Although vascular invasion was not common in patients with mPTC (2%), this determinant showed to be a significant risk factor for the occurrence of RD in the current study. The risk of RD at 5 years after surgery increased to 25% for patients with vascular invasion of the mPTC in the pathology report. This corresponds to findings from several studies in the literature describing vascular invasion as an adverse prognostic factor for RD and survival in patients with papillary thyroid carcinoma.27,28,29 This also substantiates that patients with vascular invasion after hemithyroidectomy could benefit from additional completion thyroidectomy and radioactive iodine and require more extensive follow-up.
Limitations
The results of this study should be addressed with respect to its limitations. First, it is a retrospective registry study and some degree of information bias cannot be ruled out. Second, we did not have access to individual ultrasonography reports. We could not determine if patients with RD in the contralateral lobe after hemithyroidectomy all had negative preoperative ultrasonography results of that contralateral lobe. In addition, we could not determine if patients who had RD in the second year had a negative results on ultrasonography in the first year after surgery. Third, due to a limited number of patients with RD and thus a lack of power, the multivariable cox proportional hazards model did not include all factors significantly related to the outcome. Lastly, disease-specific mortality was not available in the Netherlands Cancer Registry and could not be extracted from the data. Efforts were made to assess these data by combining other national registries.

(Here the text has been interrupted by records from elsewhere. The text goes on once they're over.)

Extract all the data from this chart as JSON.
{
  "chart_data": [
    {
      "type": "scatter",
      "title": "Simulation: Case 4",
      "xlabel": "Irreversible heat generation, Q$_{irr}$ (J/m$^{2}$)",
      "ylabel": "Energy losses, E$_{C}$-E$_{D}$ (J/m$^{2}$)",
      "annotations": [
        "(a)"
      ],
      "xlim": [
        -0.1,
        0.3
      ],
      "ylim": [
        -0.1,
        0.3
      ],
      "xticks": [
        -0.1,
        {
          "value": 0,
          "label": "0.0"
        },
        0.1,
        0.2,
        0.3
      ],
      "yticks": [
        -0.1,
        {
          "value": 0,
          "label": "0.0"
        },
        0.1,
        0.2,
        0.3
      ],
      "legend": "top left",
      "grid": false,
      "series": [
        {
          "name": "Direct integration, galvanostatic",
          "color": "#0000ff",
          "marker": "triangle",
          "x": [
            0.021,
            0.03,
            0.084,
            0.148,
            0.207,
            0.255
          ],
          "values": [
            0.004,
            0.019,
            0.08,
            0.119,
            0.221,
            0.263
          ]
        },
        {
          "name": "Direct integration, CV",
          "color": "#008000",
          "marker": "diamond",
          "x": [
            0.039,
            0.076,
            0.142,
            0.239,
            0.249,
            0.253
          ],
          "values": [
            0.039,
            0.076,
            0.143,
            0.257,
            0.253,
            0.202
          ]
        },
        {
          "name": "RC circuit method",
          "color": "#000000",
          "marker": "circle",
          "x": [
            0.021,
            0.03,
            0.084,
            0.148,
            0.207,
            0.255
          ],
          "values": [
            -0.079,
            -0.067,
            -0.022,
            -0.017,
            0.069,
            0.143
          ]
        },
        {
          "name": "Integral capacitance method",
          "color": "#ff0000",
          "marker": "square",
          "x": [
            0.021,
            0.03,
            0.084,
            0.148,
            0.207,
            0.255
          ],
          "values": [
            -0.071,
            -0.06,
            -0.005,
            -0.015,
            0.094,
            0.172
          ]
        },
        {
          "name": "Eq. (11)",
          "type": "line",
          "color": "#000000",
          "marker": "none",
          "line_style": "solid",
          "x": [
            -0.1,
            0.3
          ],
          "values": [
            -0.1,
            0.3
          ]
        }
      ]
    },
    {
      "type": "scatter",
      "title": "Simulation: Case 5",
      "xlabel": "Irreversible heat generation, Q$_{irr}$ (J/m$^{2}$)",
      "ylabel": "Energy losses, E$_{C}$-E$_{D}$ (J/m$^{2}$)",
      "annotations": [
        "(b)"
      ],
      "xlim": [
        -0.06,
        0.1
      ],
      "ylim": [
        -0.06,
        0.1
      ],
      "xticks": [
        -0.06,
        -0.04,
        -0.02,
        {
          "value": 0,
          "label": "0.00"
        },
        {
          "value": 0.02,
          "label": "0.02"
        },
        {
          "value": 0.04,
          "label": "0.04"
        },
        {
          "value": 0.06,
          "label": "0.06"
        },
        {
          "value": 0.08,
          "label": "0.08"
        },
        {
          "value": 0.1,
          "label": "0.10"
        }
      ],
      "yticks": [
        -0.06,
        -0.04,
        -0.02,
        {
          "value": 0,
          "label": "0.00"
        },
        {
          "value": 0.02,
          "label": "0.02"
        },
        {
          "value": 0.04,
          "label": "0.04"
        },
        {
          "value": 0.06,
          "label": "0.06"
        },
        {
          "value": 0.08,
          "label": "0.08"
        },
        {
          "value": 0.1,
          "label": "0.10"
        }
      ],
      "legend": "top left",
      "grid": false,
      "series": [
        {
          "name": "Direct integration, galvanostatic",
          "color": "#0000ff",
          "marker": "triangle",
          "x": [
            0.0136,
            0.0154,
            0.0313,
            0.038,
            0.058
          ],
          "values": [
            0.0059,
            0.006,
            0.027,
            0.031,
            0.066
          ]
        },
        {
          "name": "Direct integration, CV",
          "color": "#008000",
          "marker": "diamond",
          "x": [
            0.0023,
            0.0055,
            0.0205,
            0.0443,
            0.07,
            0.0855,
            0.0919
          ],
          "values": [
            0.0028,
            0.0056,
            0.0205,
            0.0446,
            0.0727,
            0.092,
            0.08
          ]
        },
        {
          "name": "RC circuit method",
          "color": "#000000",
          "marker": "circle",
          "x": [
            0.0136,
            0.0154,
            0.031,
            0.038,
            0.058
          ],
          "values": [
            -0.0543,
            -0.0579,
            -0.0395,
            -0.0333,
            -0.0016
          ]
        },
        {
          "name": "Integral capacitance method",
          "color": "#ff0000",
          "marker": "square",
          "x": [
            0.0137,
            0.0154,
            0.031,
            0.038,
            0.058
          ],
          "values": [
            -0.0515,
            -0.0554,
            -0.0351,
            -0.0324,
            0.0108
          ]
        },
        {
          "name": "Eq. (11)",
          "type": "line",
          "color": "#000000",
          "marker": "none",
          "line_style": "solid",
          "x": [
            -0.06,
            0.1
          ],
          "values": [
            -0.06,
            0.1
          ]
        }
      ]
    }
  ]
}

The current study found that RD after hemithyroidectomy for low-risk mPTC occurred in less than 2% of patients and the 90% of RD occurrences are discovered within the first 2 years. These results suggest that patients could safely refrain from further follow-up after hemithyroidectomy for low-risk mPTC without vascular invasion. However, a one-time follow-up moment with neck ultrasonography after 2 years also seems reasonable. Individual patient engagement through a shared decision-making approach should be conducted to choose the most appropriate follow-up option. Patients with pathologically confirmed vascular invasion should receive more intensive follow-up due to the high chance of RD (25%).
Conclusions
This nationwide retrospective cohort study found that recurrent disease after hemithyroidectomy for patients with unifocal, intrathyroidal mPTC was rare (<2%). Based on the low RD rates in this study, it seems reasonable to deescalate follow-up of patients with low-risk mPTC without vascular invasion after hemithyroidectomy. From a health care perspective, deescalation of follow-up contributes to increased sustainability and accessibility to health care, both large challenges for the future.